I debated whether to mention TIL. The most recent paper I perused said it used a hybrid scheme, not a pure type reconstruction approach, but perhaps I'm wrong.

Thanks for the thesis link, it looks very interesting! I'll definitely have to read up on the nitty gritty details of TIL.

Tom said...

Using this representation, we free the 22-bits used for the structure size in the header. We can thus reserve a full 24 bits for the GC, which expands our choice of GC algorithms considerably. Even ref-counting becomes feasible with 24-bits in the header.

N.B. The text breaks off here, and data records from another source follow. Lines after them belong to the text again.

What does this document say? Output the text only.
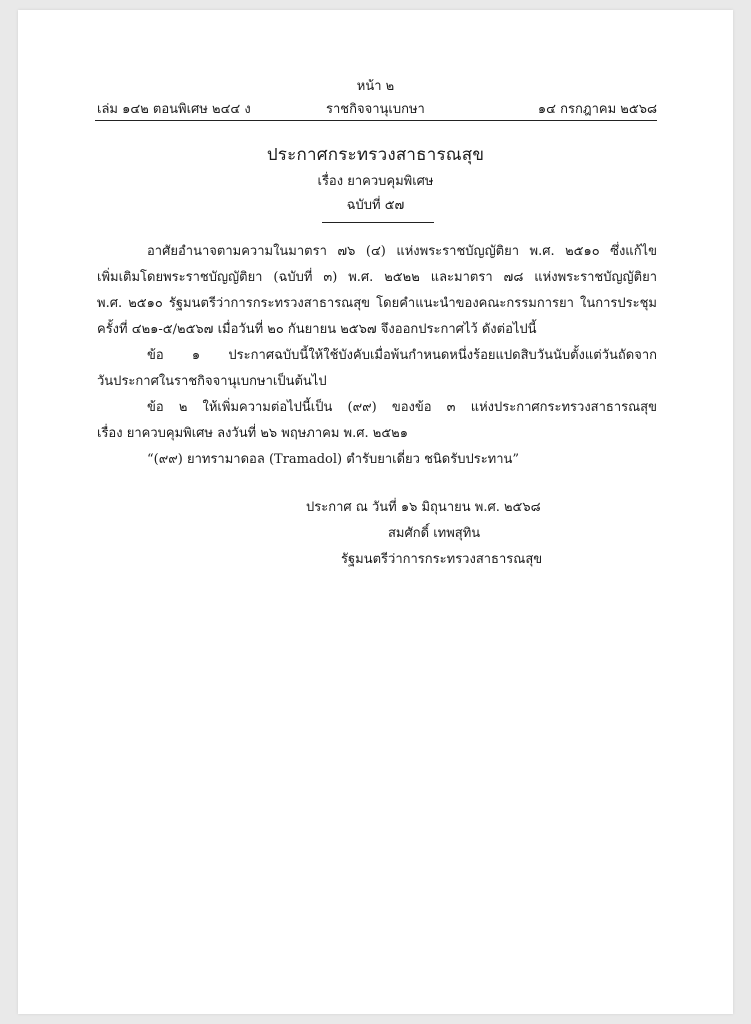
หน้า ๒
เล่ม ๑๔๒ ตอนพิเศษ ๒๔๔ ง	ราชกิจจานุเบกษา	๑๔ กรกฎาคม ๒๕๖๘
ประกาศกระทรวงสาธารณสุข
เรื่อง ยาควบคุมพิเศษ
ฉบับที่ ๕๗
อาศัยอำนาจตามความในมาตรา ๗๖ (๔) แห่งพระราชบัญญัติยา พ.ศ. ๒๕๑๐ ซึ่งแก้ไข
เพิ่มเติมโดยพระราชบัญญัติยา (ฉบับที่ ๓) พ.ศ. ๒๕๒๒ และมาตรา ๗๘ แห่งพระราชบัญญัติยา
พ.ศ. ๒๕๑๐ รัฐมนตรีว่าการกระทรวงสาธารณสุข โดยคำแนะนำของคณะกรรมการยา ในการประชุม
ครั้งที่ ๔๒๑-๕/๒๕๖๗ เมื่อวันที่ ๒๐ กันยายน ๒๕๖๗ จึงออกประกาศไว้ ดังต่อไปนี้
ข้อ ๑ ประกาศฉบับนี้ให้ใช้บังคับเมื่อพ้นกำหนดหนึ่งร้อยแปดสิบวันนับตั้งแต่วันถัดจาก
วันประกาศในราชกิจจานุเบกษาเป็นต้นไป
ข้อ ๒ ให้เพิ่มความต่อไปนี้เป็น (๙๙) ของข้อ ๓ แห่งประกาศกระทรวงสาธารณสุข
เรื่อง ยาควบคุมพิเศษ ลงวันที่ ๒๖ พฤษภาคม พ.ศ. ๒๕๒๑
“(๙๙) ยาทรามาดอล (Tramadol) ตำรับยาเดี่ยว ชนิดรับประทาน”
ประกาศ ณ วันที่ ๑๖ มิถุนายน พ.ศ. ๒๕๖๘
สมศักดิ์ เทพสุทิน
รัฐมนตรีว่าการกระทรวงสาธารณสุข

But how does the GC know how much space to de-allocate if it doesn't know the size of the structure? Obviously, if the heap is partitioned in regions of equally-sized data, this is easy. But inevitably, there will be some data that will be particularly large and will probably have to be allocated in the "the rest" region - and the GC would not know its size.

Sandro Magi said...

But how does the GC know how much space to de-allocate if it doesn't know the size of the structure? Obviously, if the heap is partitioned in regions of equally-sized data, this is easy.

There a number of ways to do this. Your suggestion to partition is one way. Consider a more general tree sorted on address to track regions. There are also BIBOP techniques, as used in the Streamflow allocator.